Hypoglycemia is treated with sugar by the misguidance of people who do not understand the process of low blood sugar, the function of the pancreas, and the role of nutrition for the human body. Treating hypoglycemia by consuming more sugar only makes matter worse. It is a temporary fix to make you feel better in the short-term. Once more sugar is ingested, you experience an insulin spike, and your blood sugar crashes only to repeat the process again and again. Over time this weakens your pancreas making your case more severe.

Myth #4
It is not a serious condition

Severely low blood sugar is a medical emergency. Low blood sugar can cause fainting, coma, and even death in the most severe cases if left untreated.

Myth #5
Hypoglycemia is a sign of diabetes

Hypoglycemia can lead to diabetes if left untreated, however it is not a sign of diabetes.
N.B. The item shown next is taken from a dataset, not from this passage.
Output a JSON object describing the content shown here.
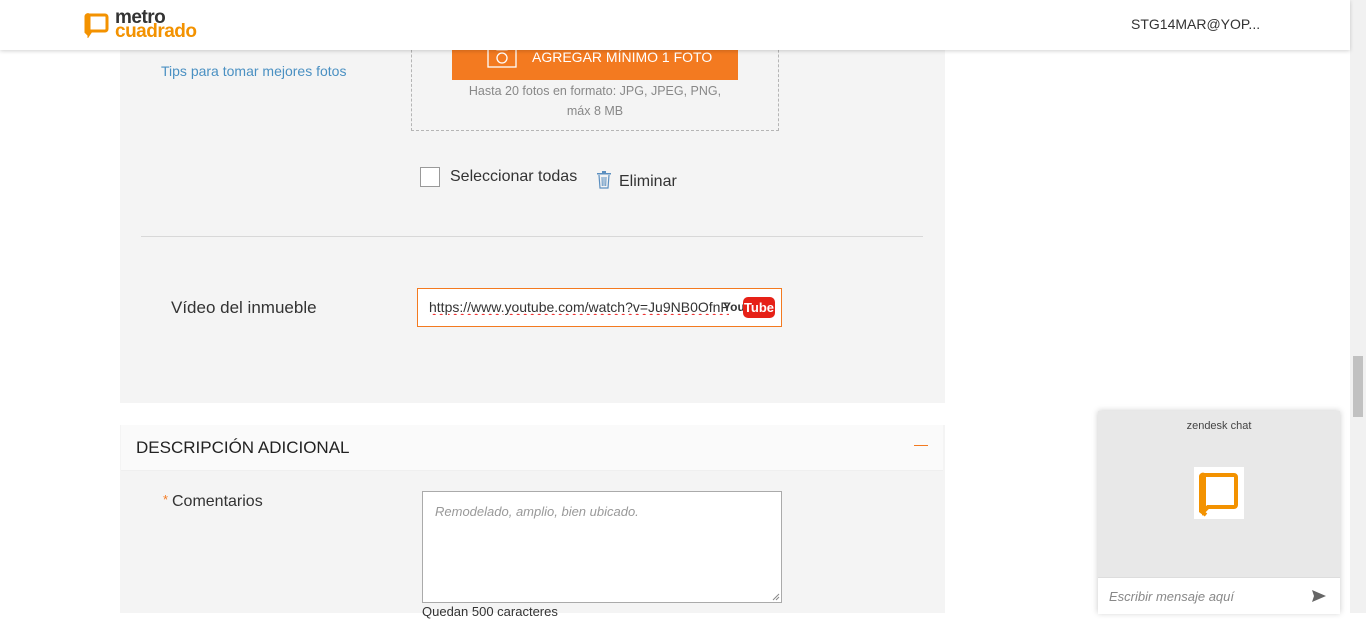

Having diabetes means you have HIGH blood sugar. Reactive hypoglycemia is triggered in people without diabetes. If cared for, you can stop it and its symptoms in their tracks. The reason people link hypoglycemia with diabetes is because hypoglycemia can eventually become diabetes if the pancreas eventually fails from being overworked and untreated. Once failed, it will no longer produce insulin. Diabetics can experience hypoglycemia if they inject too much insulin. This is what reactive hypoglycemics experience naturally -- the release of too much insulin by the pancreas.

This blog post will be updated as new information is learned and gathered.